- Publisher: Hobblebush Books
- Editor: Sidney Hall, Rodger Martin
- Edition: first edition
- Available in: Paperback
- ISBN: 978-1-939449-20-7
- Published: December 31, 2019
New Poems: 2000-2019 Includes occasional poems written when I served as NH Poet Laureate (1999-2004), as well as other commissions. Love poems, poems of the sea and sky. Long poem after an accident. Cover painting by Marina Forstmann Day. Interior images by Charter Weeks.

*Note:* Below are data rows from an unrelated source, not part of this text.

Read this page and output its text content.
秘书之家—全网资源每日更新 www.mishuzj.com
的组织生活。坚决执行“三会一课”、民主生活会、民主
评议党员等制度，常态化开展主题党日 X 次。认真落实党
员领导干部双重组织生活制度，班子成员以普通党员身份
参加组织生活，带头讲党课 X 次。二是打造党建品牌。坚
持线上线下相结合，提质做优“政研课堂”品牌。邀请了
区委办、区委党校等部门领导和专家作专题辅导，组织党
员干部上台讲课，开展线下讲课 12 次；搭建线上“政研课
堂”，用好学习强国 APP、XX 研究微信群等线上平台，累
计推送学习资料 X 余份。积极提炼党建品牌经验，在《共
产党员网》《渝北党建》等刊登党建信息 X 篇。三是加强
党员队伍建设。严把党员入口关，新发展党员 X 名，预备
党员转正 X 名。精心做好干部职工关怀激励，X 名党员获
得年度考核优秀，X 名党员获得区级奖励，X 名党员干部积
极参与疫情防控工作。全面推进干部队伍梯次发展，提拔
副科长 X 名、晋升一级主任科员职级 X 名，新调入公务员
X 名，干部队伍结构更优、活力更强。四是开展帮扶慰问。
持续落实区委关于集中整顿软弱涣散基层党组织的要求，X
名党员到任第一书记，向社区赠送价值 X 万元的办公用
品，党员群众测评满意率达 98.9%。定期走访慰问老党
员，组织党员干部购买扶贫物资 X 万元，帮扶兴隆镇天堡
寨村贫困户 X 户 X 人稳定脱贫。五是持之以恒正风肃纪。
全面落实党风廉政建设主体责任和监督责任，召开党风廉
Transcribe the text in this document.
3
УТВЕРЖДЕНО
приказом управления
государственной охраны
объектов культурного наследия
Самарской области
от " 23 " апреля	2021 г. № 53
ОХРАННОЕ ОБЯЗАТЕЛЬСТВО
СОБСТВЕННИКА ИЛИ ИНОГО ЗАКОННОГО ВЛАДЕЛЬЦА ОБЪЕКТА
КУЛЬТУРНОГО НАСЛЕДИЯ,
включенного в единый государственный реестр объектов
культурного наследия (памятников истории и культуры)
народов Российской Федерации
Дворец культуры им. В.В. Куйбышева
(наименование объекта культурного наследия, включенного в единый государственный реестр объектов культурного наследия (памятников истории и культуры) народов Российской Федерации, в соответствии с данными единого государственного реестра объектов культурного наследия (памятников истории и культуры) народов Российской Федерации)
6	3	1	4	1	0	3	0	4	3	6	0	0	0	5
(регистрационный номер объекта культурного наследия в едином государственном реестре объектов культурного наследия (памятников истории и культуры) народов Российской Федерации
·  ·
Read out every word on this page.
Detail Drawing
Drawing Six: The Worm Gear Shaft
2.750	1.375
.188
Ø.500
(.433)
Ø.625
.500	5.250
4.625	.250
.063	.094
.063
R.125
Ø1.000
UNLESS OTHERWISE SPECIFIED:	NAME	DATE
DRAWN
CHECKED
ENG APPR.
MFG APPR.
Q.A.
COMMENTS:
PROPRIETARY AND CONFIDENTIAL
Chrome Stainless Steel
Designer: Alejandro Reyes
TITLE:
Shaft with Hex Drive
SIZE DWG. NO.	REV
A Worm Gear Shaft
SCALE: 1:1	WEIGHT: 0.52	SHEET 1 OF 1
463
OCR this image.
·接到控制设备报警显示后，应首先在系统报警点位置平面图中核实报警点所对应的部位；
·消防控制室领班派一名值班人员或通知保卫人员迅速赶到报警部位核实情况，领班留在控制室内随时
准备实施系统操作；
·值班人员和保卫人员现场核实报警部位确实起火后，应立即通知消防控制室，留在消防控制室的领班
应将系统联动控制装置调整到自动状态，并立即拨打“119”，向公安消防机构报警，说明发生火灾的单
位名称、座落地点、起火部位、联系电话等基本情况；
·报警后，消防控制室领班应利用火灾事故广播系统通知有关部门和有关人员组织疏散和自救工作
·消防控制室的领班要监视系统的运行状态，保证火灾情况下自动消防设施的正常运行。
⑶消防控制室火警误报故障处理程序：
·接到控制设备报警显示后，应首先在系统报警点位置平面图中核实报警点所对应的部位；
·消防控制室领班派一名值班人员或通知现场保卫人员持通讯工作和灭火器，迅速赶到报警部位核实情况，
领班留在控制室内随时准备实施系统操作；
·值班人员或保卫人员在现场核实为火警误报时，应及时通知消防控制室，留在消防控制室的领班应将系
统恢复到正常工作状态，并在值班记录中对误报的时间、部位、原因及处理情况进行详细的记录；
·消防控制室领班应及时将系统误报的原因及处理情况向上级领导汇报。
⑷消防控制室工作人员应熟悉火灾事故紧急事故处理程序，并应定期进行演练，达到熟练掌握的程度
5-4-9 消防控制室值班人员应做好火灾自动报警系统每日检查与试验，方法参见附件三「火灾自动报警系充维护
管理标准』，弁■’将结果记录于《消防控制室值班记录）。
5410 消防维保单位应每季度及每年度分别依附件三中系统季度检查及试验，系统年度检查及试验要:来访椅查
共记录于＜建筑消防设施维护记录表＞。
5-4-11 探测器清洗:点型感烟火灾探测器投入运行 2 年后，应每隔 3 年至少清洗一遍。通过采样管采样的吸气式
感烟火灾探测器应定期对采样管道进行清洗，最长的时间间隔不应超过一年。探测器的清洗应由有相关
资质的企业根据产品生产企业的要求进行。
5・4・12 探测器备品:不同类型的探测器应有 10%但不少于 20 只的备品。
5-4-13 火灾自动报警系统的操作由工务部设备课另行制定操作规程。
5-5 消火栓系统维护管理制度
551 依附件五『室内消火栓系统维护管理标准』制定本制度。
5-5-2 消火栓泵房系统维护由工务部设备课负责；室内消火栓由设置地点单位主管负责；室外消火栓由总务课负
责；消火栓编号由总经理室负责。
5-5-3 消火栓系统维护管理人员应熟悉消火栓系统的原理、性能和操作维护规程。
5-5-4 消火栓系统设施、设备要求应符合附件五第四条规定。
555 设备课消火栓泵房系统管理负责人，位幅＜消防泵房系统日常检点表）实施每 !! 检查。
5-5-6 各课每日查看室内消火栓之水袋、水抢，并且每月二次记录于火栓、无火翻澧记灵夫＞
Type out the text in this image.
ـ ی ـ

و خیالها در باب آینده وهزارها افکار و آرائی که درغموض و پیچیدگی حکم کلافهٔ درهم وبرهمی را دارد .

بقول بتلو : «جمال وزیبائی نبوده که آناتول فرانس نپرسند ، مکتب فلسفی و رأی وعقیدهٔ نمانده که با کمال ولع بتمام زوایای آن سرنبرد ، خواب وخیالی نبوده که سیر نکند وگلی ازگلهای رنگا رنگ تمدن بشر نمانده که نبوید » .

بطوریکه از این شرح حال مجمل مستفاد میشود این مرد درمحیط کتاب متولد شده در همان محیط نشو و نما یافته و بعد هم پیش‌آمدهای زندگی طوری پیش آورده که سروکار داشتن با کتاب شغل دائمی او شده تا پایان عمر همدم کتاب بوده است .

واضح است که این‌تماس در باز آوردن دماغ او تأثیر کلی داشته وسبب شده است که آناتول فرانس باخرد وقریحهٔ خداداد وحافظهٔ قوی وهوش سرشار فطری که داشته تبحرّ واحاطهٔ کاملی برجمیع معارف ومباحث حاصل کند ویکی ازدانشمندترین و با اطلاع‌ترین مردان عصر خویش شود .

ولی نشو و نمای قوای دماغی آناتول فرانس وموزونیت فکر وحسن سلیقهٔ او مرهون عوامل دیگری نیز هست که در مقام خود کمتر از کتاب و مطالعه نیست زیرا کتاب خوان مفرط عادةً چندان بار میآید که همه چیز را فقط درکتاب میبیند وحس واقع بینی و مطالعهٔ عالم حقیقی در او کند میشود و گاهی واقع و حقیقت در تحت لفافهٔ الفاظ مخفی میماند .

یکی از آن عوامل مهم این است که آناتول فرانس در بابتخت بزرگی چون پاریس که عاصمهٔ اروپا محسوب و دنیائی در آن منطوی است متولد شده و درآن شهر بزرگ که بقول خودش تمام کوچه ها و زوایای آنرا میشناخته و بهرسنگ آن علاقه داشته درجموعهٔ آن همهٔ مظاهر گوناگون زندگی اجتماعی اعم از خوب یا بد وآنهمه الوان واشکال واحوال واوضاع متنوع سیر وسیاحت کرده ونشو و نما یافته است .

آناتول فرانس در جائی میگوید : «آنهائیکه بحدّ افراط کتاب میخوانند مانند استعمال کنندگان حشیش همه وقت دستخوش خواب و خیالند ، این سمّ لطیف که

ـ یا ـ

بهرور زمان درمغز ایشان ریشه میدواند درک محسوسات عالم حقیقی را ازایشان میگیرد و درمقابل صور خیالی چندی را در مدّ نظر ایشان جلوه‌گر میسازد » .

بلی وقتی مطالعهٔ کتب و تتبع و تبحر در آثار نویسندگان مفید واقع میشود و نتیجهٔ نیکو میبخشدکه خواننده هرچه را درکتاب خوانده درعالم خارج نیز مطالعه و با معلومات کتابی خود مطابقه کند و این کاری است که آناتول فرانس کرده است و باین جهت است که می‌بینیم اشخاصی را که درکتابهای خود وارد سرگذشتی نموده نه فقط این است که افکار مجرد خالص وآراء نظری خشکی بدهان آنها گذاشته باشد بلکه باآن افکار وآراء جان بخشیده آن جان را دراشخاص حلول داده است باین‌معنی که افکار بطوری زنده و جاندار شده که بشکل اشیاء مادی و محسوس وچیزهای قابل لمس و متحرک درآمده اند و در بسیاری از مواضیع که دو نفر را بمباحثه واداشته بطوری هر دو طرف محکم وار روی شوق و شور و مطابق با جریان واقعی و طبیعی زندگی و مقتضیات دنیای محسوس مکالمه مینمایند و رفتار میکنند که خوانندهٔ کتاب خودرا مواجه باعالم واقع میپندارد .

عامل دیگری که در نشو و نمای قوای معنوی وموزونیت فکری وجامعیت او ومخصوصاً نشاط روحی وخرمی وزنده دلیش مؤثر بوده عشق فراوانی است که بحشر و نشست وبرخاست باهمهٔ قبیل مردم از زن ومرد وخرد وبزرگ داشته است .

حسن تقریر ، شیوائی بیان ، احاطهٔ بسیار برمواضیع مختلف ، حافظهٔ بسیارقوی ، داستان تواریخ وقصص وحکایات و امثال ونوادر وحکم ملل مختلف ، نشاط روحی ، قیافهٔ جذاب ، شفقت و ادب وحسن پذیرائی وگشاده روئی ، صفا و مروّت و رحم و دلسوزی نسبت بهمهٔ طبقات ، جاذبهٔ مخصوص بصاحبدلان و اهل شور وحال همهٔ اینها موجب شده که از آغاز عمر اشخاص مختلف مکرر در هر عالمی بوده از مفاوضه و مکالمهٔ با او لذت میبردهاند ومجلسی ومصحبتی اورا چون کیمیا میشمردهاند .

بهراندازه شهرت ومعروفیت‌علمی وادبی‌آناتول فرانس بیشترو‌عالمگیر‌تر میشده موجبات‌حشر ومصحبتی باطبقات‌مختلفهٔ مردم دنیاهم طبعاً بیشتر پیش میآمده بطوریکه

In masterful and compelling poems, Harris vivifies each “flicker and flash” of petrels, terns, gulls, cowbirds, and ospreys that serve as omens or signs of life’s offerings and tragedies. Regardless of whether she is reflecting on the loss of a friend, past experiences aboard a schooner, the challenges of being engulfed in a fog, or the horrific accident of a son and his family, she transports the reader into a world of wisdom. Gaining comfort from a devoted spouse, Harris relives the paths of her life in insightful and skillfully rendered narrative accounts that both enlighten and encourage her to move on.
—Carolyn Kreiter-Foronda, Virginia Poet Laureate Emerita
Like birds perched briefly on trees, the poems in Desire Lines balance stillness and movement, arrival and departure. This is a book of journeying able to hold apparent contradictions: Did my father teach me that boats were not built to end up somewhere?…Every setting out is really a leaving behind. Every landfall a strange disappointment. The speaker is a careful observer of nature, yet her descriptions are rooted in human activity. A kingfisher rattles back and forth…like someone’s lawnmower striping a verge and a porthole frames a bleacher of gulls/on shore hunched/waiting it out like loyal fans. Tender and wrenching, the long sequence, ”Bruised Hearts,” powerfully details a son’s recovery from a near fatal accident and moves between poems responding to her son’s suffering and letters written to herself as a young mother filled with the guilt and recriminations every mother suffers. Likewise, the delicate, restrained poems of the title section, “Desire Lines,” reveal the way a long lasting love comforts while simultaneously rendering us vulnerable to its loss as when lying next to her beloved the speaker muses: I will die your breath seemed to say, and you will be sad. Despite its often elegiac tone, this collection promises fresh purpose will emerge assuredly/as snowdrops elbowing the frozen ground. Understated and courageous, these are poems to sustain us.